Gunn was not ready to put an amount on that raise. He said it depends on whether or not state revenues continue to increase and how much money is available in the budget; information he said would not be ready until March.

Gunn said the leadership of the House wants to put money in the classroom. He said he recently read "Rumsfeld's Rules: Leadership Lessons in Business, Politics, War, and Life" by former Defense Secretary Donald Rumsfeld. The book explains a "tooth to tail" ratio in dispersing resources at the Pentagon where the front line soldiers are the teeth of the dog and the rest of the dog should be supporting the teeth. Gunn said education funding should be directed to the classroom with anything else supporting the classroom and "there is no guarantee the money reaches the classroom in MAEP."

In response to a question, Gunn said he was not opposed to looking at a state employee raise as well.

Gunn also expressed support for appointed superintendents of education. He said his experience on his church search committee for a new pastor taught him you sometimes have to look outside your own box for leadership. He said they could not have found a qualified preacher within their own congregation; they had to look elsewhere. He said his committee had authority to look across the country to find a pastor and eventually called one from Georgia. Likewise, Gunn said, our schools should not be limited to finding their education leadership by the county line - which is what electing superintendents requires. He said a school district should be able to look outside the county if necessary to bring in their superintendent.

Gunn addressed spending and performance based budgeting. He said measuring a program's success can provide legislators with the information on whether to increase or eliminate funding. As examples he gave drug courts which have been successful and the investment is paying off; and the "scared straight" program many states have used which has not been effective and proved to be a waste of resources.

He said the legislative budget office's recommendation this year shows the legislature has changed its mindset on bonding, eliminated the use of one time money for reoccurring expenses and has suggested $540 million be placed in reserves. He said these are all items bonding agencies look at when considering the Mississippi bond rating.

Gunn expressed disappointment that the Department of Public Safety was unable to answer budget questions last year posed by legislators and this year has recommended level funding for the agency and requested an audit. Gunn said the agency is cooperating with the audit. He also supports Governor Phil Bryant's call for increased streamlining in corrections to save money and make the department more efficient.

Gunn was questioned on whether the legislature would assist the City of Jackson with infrastructure needs. He said as a resident of Clinton - within the Jackson metro-area - he was very aware of the need for a strong capital city. "If the core rots, everything around it rots," he said. But he said the issue of government buildings - which are not on the tax rolls - have not been a problem until just recently suggesting that the real problem is the city's declining tax base. Gunn said appropriations and bonding requests by Jackson have not met with legislative success and said the solution is raising the tax base by bringing new residents into town and creating new jobs. Gunn said he was willing to work with Jackson leaders to explore solutions, but he joked that if Jackson did not want state government buildings, he would be happy to move them to Clinton.

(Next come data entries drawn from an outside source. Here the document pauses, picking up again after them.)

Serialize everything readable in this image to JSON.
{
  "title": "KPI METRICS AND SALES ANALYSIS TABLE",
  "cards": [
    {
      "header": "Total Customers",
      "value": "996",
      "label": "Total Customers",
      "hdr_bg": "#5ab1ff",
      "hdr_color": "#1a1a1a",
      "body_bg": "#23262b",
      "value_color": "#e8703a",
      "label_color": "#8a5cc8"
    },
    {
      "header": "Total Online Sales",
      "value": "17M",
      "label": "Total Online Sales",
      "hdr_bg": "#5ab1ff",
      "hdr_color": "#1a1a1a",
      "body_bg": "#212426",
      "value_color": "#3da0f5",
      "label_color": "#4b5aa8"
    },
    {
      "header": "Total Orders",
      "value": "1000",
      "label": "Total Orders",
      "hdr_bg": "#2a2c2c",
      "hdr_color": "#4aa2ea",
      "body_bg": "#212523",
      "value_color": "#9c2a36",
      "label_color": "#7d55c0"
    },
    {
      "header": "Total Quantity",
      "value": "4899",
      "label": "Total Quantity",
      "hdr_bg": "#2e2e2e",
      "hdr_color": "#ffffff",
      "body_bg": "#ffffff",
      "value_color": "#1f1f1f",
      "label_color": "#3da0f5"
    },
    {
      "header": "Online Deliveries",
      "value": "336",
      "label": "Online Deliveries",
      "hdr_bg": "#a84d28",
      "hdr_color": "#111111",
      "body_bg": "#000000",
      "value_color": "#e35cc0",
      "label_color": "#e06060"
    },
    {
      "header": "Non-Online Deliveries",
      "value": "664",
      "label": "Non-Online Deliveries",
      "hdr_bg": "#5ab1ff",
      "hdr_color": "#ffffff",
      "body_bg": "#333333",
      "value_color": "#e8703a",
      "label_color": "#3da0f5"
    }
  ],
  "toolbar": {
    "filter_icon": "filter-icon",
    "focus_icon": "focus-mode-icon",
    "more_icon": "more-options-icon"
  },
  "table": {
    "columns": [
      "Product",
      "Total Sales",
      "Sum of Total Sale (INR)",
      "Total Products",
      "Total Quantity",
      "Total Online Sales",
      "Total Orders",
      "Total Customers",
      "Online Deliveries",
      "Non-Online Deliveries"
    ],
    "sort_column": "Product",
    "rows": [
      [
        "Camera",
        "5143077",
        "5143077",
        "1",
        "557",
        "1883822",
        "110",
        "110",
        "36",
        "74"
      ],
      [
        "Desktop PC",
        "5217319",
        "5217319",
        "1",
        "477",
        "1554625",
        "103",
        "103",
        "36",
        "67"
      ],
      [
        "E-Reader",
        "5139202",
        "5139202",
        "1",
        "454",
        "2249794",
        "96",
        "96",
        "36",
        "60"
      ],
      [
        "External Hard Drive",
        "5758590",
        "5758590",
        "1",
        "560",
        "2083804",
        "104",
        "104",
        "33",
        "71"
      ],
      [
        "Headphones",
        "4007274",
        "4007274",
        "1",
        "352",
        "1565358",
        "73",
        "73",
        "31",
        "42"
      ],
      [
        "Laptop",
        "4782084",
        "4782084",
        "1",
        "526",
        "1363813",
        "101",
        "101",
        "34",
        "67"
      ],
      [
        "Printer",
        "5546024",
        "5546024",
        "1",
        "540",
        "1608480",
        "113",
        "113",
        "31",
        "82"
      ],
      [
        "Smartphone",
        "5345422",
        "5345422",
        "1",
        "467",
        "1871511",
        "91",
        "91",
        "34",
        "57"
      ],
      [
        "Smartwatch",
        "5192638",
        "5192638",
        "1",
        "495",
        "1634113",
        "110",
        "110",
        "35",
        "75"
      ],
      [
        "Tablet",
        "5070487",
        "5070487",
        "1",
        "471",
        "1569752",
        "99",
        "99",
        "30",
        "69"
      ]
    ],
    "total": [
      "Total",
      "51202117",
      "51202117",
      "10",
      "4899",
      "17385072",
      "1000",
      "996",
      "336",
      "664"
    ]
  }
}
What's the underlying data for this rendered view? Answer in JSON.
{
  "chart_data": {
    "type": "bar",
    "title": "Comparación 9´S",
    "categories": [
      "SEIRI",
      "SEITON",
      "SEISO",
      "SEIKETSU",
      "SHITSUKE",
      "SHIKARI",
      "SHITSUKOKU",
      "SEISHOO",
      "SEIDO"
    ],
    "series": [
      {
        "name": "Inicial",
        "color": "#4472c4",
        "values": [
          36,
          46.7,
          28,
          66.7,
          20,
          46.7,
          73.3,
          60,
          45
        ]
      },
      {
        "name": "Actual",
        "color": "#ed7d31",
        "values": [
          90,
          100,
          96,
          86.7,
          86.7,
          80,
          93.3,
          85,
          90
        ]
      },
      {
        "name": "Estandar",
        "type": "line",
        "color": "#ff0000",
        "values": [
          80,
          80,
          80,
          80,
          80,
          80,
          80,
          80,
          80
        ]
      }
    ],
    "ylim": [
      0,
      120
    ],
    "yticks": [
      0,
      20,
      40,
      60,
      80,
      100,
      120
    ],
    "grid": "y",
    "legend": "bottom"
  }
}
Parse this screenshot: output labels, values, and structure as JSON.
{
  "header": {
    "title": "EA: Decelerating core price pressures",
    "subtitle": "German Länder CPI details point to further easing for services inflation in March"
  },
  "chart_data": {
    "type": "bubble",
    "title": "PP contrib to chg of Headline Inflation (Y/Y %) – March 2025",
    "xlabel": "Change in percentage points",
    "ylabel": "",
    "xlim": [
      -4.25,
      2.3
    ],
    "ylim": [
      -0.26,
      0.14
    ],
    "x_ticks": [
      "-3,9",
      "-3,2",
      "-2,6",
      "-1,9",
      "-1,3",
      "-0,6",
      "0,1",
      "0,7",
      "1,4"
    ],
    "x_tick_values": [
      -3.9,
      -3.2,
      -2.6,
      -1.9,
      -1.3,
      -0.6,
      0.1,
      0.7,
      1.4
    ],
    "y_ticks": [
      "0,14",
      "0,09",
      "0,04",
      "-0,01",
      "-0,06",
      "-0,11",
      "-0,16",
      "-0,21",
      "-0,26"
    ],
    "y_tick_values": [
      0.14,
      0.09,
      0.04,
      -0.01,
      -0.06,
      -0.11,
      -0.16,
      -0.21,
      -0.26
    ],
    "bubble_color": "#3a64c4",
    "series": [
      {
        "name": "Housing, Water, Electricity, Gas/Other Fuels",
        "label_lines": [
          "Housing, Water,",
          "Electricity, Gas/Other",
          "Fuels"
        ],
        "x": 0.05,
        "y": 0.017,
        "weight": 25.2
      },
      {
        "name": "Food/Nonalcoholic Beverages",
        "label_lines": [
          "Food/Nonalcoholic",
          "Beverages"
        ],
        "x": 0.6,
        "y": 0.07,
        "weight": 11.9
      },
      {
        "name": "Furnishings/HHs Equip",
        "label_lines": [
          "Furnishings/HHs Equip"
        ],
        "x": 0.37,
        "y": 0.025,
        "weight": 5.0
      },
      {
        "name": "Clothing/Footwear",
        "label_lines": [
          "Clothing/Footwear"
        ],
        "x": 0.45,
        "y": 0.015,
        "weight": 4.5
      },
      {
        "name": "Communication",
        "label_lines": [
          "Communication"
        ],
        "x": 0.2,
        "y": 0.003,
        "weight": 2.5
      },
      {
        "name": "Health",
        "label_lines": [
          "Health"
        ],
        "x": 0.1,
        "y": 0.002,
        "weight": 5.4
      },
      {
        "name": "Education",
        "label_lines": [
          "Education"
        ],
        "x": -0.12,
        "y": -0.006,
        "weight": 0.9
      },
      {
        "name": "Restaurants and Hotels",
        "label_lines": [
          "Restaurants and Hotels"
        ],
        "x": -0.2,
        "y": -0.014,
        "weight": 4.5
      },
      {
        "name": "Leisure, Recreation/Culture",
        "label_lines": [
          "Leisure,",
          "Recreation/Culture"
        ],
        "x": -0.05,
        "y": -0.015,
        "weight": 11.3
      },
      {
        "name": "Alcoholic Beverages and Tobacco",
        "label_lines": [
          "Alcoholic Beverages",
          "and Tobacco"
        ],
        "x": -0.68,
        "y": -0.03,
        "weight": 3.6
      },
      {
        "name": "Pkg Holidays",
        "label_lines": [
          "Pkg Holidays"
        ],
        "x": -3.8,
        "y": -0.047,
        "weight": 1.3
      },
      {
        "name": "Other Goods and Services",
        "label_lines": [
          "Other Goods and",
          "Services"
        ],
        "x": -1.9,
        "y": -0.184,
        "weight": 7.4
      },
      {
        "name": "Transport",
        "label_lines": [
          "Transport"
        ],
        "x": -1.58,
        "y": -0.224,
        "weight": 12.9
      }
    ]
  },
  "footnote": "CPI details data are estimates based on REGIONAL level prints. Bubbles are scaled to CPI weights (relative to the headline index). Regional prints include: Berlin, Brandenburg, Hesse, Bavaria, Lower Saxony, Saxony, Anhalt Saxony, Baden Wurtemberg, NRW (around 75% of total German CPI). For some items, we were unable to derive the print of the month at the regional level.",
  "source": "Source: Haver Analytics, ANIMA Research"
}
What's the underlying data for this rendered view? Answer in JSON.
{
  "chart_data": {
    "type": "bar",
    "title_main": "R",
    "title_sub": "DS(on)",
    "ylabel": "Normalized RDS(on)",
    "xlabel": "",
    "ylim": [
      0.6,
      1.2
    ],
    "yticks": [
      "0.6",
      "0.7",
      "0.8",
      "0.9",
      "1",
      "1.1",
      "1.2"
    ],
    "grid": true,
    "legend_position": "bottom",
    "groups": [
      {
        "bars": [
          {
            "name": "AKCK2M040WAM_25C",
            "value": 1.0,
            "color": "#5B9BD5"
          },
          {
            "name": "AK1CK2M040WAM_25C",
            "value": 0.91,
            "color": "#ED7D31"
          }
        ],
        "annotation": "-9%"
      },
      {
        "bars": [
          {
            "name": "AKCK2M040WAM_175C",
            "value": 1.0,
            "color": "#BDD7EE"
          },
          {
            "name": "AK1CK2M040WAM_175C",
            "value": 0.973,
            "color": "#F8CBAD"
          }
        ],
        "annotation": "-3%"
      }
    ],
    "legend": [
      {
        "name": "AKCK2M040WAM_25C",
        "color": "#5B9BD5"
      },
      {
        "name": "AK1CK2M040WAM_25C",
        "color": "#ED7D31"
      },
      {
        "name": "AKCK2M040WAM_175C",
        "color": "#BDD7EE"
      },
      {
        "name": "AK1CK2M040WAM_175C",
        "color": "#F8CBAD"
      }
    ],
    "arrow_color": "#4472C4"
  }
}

The luncheon at the Capital Club in Jackson is a program by the Stennis Institute of Government and the Capitol Press Corps to facilitate dialogue between the press and government leaders. It is open to the public. Earlier this month, Lt. Gov. Tate Reeves addressed the group as well.

Reeves and Gov. Phil Bryant both say they do not support across-the-board pay raises for teachers. Instead, they support expansion of the merit pay pilot program instituted last year.